Once blood is collected at a donation center, it's processed, placed in a refrigerator and stored. Chemical changes, he said, occur in the hemoglobin, and red blood cells lose their malleability.
"Those red blood cells start to change," he said. "They are no longer like the normal red blood cells you and I have floating around in our body. Banked blood is a tissue transplant. Those are somebody else's red cells."
In addition to the new guidelines, Galloway said, improvements in surgical techniques that reduce the need for red blood cell transfusions in the operating room are also contributing to the downward trend.
Surgeons are encouraged to salvage patients' blood in the operating room, a practice that was once reserved for open heart surgery. Now it's being used in trauma, abdominal aneurism and orthopedic surgeries.
"We're trying to save the patient's own blood.
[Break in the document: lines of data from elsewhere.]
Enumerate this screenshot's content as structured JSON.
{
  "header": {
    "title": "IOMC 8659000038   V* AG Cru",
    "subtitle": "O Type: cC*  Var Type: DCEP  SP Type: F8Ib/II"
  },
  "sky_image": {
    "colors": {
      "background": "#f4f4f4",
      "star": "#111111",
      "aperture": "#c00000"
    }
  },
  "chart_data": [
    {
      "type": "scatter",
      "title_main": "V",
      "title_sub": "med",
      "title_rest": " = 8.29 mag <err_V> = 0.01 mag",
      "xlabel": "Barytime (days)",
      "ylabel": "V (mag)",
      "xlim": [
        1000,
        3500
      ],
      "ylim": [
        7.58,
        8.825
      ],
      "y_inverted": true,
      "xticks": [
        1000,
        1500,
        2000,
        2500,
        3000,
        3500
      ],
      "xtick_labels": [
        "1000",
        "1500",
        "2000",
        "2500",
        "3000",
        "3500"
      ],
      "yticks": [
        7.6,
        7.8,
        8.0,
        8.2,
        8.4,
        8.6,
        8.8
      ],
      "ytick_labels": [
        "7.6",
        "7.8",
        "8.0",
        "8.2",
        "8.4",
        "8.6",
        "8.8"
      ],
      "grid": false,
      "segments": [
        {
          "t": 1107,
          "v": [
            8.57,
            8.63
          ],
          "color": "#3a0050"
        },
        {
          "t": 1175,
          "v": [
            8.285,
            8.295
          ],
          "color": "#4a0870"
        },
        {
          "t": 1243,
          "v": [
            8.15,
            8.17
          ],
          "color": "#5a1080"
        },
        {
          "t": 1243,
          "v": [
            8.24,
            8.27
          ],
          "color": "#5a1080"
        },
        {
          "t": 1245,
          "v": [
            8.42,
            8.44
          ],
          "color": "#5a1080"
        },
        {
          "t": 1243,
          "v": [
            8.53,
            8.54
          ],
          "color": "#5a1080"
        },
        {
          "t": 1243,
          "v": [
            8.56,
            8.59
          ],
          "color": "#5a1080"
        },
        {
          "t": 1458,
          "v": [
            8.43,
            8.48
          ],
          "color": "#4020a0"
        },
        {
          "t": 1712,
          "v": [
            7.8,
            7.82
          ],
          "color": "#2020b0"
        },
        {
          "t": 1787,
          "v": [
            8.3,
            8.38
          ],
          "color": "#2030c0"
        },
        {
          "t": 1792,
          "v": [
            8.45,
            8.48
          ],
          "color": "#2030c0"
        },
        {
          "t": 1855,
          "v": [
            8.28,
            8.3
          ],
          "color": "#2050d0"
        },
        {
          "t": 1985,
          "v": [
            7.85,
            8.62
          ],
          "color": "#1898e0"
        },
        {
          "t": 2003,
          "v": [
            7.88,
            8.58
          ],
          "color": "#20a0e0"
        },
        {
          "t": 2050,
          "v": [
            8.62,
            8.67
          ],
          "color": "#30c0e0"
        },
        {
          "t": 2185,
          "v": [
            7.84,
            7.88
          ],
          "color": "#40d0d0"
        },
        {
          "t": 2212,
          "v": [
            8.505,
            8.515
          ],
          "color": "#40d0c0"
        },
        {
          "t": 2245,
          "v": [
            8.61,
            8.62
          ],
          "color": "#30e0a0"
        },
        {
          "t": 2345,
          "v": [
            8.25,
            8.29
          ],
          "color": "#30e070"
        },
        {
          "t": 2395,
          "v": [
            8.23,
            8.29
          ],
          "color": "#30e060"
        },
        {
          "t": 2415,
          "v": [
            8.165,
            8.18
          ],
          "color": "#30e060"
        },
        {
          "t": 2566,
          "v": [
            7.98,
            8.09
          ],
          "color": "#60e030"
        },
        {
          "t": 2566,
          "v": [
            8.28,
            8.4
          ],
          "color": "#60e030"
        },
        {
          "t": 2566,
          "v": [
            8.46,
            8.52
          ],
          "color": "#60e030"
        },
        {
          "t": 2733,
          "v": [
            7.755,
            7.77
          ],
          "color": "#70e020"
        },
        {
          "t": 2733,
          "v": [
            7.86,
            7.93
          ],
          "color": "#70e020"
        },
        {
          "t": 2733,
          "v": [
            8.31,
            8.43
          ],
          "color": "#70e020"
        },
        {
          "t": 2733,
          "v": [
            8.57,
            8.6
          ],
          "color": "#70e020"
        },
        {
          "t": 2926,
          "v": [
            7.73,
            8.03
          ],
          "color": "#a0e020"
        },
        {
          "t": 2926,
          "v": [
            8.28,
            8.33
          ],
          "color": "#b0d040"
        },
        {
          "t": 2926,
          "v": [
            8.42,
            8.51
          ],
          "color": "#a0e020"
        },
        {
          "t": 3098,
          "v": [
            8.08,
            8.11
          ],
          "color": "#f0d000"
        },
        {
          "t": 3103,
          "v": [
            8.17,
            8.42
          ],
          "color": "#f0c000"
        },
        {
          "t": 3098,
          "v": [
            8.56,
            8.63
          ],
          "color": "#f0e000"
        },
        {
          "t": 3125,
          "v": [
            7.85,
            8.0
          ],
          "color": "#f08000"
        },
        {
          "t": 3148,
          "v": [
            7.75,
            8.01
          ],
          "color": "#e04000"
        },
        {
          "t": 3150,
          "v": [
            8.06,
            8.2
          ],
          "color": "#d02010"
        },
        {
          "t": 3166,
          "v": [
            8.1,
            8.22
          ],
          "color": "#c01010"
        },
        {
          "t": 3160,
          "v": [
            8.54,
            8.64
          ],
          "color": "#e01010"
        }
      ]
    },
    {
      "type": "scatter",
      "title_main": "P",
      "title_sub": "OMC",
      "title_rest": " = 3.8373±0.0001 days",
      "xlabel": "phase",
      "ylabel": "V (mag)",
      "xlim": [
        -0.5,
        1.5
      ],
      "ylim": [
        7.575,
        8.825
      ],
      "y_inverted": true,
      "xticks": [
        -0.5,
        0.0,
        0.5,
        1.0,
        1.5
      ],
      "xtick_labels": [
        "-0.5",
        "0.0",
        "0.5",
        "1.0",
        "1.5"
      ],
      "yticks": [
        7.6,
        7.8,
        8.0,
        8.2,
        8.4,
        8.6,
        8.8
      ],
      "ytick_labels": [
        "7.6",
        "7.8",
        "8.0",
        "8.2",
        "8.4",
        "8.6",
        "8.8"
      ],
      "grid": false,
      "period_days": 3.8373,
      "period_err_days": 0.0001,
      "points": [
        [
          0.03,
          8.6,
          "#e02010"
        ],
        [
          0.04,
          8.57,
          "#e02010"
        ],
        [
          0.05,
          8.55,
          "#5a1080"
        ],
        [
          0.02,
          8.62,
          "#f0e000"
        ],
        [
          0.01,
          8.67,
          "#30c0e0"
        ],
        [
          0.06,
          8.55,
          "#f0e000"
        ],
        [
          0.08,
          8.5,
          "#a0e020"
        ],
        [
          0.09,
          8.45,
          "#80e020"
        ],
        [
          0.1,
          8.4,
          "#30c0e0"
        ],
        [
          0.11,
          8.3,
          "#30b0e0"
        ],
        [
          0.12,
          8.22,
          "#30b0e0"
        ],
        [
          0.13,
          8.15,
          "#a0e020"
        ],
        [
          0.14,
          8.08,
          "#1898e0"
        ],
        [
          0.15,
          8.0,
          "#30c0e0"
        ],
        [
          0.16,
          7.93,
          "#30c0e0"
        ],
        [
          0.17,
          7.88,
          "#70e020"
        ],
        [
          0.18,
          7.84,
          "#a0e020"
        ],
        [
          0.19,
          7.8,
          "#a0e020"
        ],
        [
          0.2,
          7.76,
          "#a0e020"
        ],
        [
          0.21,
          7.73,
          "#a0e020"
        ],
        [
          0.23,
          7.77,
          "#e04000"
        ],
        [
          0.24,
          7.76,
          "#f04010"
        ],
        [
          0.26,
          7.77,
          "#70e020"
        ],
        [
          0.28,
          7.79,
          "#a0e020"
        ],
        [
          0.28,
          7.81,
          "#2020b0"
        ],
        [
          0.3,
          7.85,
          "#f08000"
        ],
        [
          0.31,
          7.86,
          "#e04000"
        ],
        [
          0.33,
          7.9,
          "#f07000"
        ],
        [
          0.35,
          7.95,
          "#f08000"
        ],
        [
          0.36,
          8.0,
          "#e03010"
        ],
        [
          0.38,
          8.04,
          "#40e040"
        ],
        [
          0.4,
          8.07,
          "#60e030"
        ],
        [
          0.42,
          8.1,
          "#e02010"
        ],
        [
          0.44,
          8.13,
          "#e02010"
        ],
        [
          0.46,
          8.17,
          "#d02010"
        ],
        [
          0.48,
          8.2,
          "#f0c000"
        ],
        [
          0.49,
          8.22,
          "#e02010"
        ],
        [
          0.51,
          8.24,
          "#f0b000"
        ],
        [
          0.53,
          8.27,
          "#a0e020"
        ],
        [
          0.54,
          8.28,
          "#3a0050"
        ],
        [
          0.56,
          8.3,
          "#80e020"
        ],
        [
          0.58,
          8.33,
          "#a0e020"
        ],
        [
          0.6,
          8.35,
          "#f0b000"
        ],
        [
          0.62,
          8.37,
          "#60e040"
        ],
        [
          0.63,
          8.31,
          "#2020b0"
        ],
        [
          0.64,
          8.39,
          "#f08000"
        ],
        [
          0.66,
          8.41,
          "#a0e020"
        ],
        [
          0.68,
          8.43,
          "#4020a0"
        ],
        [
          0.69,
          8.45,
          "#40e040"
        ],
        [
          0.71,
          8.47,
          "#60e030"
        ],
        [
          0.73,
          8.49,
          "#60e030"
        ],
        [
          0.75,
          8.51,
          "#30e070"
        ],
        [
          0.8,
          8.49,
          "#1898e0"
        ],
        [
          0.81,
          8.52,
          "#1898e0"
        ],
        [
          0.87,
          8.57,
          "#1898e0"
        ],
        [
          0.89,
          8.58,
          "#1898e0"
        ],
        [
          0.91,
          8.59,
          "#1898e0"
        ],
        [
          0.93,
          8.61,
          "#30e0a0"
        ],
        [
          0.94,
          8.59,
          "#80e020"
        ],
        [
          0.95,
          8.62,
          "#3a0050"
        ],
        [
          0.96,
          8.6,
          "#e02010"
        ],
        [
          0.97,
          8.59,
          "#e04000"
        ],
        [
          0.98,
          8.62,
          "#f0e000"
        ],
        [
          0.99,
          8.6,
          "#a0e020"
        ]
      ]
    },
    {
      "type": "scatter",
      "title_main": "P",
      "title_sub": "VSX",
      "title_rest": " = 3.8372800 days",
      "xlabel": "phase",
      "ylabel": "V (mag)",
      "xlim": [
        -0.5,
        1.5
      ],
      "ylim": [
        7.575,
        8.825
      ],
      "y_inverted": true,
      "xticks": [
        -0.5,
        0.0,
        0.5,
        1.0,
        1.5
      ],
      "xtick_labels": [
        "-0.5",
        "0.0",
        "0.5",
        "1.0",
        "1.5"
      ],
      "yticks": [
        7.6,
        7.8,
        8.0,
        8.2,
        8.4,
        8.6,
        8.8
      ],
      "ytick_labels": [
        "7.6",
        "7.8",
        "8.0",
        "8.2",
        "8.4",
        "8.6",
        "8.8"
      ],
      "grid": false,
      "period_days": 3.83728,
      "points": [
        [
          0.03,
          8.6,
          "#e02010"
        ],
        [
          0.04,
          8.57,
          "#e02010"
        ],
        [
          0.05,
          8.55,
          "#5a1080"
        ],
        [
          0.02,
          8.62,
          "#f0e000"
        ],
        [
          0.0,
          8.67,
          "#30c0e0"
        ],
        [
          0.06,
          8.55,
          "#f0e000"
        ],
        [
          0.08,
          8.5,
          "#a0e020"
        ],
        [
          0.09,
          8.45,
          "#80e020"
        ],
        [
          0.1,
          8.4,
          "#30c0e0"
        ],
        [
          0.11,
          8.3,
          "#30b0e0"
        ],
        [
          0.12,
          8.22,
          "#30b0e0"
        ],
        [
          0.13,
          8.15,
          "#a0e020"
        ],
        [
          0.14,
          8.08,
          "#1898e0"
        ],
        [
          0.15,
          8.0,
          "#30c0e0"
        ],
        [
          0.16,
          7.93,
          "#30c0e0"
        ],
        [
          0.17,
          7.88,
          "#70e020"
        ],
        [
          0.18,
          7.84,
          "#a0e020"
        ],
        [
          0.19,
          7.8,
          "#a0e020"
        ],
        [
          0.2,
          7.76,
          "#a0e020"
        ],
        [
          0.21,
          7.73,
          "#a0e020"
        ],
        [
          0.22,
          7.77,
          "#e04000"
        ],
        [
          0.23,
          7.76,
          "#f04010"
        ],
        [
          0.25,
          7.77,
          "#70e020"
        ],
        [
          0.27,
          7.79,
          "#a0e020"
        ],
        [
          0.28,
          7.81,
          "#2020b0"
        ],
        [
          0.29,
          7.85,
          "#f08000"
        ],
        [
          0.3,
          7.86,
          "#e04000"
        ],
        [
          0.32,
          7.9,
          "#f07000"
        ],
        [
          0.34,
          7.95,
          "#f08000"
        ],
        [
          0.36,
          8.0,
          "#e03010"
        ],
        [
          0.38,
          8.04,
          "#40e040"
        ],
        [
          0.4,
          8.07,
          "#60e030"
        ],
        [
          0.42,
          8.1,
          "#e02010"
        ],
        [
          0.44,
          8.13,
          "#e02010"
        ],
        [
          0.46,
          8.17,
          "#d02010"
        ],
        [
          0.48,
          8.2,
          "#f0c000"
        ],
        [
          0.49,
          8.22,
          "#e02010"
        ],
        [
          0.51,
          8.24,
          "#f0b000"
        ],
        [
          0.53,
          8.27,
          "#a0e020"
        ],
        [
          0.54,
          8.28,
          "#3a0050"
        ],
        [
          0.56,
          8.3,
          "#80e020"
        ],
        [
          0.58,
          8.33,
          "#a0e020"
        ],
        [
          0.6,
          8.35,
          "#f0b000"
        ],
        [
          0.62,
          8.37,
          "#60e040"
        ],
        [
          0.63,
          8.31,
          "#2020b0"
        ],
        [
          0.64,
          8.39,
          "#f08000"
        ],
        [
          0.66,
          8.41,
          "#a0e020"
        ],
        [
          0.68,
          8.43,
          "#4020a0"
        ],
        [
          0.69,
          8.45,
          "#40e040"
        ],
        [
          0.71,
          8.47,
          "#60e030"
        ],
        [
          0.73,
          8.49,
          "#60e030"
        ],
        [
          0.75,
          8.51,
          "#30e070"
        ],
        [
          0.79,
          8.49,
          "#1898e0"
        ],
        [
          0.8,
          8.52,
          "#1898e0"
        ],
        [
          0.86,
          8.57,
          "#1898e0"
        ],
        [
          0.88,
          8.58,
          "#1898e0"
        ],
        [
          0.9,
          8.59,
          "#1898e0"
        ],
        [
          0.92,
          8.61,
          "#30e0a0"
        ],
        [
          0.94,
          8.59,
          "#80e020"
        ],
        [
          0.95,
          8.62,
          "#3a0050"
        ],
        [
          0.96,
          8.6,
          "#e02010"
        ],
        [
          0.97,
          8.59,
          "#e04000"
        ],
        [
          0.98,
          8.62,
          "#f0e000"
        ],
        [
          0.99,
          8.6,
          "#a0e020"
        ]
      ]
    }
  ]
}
We re-process it in the OR and we give it back to them," Galloway said. "We also have new hemostatic medications that we can give patients that keep them from bleeding as much in OR."
Large hospitals, he said, now have blood management programs that staff nurses who review a patient's clinical situation alongside the guidelines. Some patients seeking elective surgery, he said, may have to wait longer to get into the operating room if they lack enough healthy red blood cells.